Varola’s work was popularized in two books, Typology Of The Race Horse and The Functional Development Of The Thoroughbred, and through articles in the long-defunct magazine, The British Racehorse. North American students of breeding were familiarized with Dosage concepts through the writings of the Leon Rasmussen, bloodstock editor of the Daily Racing Form. It was also North America that saw the most recent evolution of Dosage. Inspired by Rasmussen’s column, Dr Steven Roman tweaked Varola’s work, utilizing a four generation pedigree, and a similar adjustment for generational distance to Vuillier. And, whereas Varola had explicitly wanted to avoid predictions of optimum distance – he had deliberately arrange his aptitudinal types, already given names with sociological overtones – across what her perceived as a left to right political spectrum, Roman made distance prediction his goal. The initial Roman Dosage chefs and their placements in the aptitudinal groups were retro-classified so that every Kentucky Derby winner from 1929 – the first year calculated – up until the launch of the Roman Dosage in the early 1980s would have an Dosage Index of less than 4.0. This led to the popularity of the Roman Dosage for assessing Kentucky Derby prospects as young horses, particularly the “dual qualifier” – a horse who was rated within 10 lbs of the highweight on the Experimental Free Handicap, the year-end rating for two-year-olds, and a Dosage Index of less than 4.00. The 1991 Kentucky Derby victory of Strike the Gold – who initially had a DI of 9.00 – caused a reclassifying of Raise a Native to get his Roman Dosage under 4.0 – but the victories of such 4.0 DI rated runners as Real Quiet, Charismatic, Giacomo, Mind That Bird, American Pharoah and Nyquist demonstrated the Roman Dosage had failed to keep up with the evolution of the North American thoroughbred.
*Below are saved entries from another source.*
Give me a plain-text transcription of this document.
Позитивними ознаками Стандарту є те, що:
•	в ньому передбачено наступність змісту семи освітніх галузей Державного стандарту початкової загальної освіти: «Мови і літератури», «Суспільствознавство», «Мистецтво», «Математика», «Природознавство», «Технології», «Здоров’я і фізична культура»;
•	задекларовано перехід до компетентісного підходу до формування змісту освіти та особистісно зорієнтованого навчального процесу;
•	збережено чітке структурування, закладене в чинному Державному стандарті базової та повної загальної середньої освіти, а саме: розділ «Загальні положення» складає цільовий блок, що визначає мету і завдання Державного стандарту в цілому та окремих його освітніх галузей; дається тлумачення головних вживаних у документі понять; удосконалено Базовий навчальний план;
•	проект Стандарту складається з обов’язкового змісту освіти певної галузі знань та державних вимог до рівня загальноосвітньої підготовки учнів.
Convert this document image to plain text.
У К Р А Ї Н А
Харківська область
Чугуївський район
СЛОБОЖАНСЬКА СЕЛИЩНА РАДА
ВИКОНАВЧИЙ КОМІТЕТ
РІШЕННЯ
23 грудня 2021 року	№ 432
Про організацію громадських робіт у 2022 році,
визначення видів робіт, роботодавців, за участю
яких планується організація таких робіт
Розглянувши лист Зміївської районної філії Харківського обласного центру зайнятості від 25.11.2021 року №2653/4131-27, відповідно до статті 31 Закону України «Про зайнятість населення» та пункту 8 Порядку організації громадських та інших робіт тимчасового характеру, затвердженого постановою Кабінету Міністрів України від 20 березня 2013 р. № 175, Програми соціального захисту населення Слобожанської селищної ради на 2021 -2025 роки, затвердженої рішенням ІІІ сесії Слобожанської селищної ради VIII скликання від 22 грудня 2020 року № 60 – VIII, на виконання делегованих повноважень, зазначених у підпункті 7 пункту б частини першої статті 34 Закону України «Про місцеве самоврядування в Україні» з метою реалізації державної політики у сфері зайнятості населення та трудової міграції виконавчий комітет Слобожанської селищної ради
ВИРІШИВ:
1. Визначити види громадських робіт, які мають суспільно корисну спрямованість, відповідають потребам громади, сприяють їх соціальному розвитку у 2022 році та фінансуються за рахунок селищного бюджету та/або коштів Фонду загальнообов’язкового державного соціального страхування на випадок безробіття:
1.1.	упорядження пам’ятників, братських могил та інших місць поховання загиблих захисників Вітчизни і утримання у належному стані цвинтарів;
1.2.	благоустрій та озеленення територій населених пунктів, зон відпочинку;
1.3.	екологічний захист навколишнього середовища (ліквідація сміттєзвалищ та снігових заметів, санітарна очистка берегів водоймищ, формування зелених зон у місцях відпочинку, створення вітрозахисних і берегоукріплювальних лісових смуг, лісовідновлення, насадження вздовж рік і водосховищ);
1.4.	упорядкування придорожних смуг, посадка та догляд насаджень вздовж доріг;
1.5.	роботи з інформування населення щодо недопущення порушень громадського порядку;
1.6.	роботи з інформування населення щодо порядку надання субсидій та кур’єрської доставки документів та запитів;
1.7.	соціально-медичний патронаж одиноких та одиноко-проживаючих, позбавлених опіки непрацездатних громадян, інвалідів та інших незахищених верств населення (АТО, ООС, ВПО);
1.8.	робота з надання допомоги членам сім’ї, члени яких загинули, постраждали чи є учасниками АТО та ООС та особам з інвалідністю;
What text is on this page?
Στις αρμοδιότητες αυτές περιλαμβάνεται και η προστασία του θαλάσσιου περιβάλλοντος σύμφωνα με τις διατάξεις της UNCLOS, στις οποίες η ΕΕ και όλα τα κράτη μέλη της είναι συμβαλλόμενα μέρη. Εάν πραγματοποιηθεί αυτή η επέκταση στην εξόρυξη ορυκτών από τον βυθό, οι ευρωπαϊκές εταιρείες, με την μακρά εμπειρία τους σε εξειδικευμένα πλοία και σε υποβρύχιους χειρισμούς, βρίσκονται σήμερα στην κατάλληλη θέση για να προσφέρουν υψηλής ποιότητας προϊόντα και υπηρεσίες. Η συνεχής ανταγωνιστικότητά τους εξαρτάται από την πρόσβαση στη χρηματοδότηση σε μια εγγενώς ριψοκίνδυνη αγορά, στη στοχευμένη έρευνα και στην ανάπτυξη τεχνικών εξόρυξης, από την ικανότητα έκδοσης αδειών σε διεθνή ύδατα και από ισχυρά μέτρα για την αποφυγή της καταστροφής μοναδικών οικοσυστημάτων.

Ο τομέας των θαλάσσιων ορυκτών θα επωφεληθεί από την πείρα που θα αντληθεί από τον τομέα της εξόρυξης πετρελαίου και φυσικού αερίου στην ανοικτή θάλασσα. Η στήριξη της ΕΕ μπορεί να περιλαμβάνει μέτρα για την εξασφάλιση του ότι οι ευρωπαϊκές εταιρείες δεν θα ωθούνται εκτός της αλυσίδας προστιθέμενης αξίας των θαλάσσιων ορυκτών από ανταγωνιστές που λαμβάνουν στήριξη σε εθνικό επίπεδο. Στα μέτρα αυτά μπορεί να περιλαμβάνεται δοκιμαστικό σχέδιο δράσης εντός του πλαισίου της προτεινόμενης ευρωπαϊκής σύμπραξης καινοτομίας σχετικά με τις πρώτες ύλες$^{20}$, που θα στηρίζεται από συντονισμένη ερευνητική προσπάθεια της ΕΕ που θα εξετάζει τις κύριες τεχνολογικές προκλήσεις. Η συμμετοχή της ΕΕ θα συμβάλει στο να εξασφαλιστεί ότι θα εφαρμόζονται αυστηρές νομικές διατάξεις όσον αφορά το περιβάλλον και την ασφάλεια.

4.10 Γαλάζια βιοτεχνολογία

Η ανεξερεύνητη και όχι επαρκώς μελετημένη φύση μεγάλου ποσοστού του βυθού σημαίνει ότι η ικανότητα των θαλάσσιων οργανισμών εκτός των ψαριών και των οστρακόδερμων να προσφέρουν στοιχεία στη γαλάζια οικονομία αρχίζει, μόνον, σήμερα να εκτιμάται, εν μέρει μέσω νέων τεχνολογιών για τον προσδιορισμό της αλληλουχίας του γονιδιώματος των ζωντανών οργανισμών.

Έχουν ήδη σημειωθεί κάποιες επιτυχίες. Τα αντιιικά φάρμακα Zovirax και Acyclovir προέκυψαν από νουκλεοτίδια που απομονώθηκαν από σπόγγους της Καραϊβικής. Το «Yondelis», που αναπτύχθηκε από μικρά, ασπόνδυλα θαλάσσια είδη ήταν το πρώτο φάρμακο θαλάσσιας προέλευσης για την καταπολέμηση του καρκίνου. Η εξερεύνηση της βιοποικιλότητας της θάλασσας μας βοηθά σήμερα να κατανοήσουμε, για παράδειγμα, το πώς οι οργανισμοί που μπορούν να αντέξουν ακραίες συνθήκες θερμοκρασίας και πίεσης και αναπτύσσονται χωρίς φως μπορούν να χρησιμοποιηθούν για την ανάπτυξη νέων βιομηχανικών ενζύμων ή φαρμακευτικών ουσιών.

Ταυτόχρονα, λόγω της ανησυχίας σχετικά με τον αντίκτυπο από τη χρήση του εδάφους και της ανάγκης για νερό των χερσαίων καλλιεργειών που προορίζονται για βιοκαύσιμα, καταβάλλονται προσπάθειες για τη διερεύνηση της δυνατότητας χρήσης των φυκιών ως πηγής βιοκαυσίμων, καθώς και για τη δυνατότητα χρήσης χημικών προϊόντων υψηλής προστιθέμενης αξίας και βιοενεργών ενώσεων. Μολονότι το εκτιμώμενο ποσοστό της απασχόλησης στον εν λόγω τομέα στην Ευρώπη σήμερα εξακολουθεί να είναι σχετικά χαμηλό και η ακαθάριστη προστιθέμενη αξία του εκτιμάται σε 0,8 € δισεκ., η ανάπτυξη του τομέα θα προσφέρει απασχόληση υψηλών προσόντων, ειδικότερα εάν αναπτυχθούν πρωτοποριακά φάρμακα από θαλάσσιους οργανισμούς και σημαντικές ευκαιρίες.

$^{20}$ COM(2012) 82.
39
As the horses used in Varola’s Dosage have long since exited “stage right” – that is as time has passed since Varola created a chef list his chefs have receded deep into the pedigree – and because there was a popular demand for Dosage figures, the Jockey Club and thence TrueNicks reports have carried Roman’s Dosage figures. With the retirement of Dr. Roman, modern pedigrees are fast heading in the direction of the Varola Dosage, hence hypothetical matings – like the one we mentioned at the beginning of this article – that have no chefs in the first four generations, and subsequently fail to generate a Dosage Score. The number of pedigrees with no chefs or too few chefs to generate a useful score will inevitably increase over the next few years and so it is time to move on to a metric with more scientific rigor which we will move to in the new year.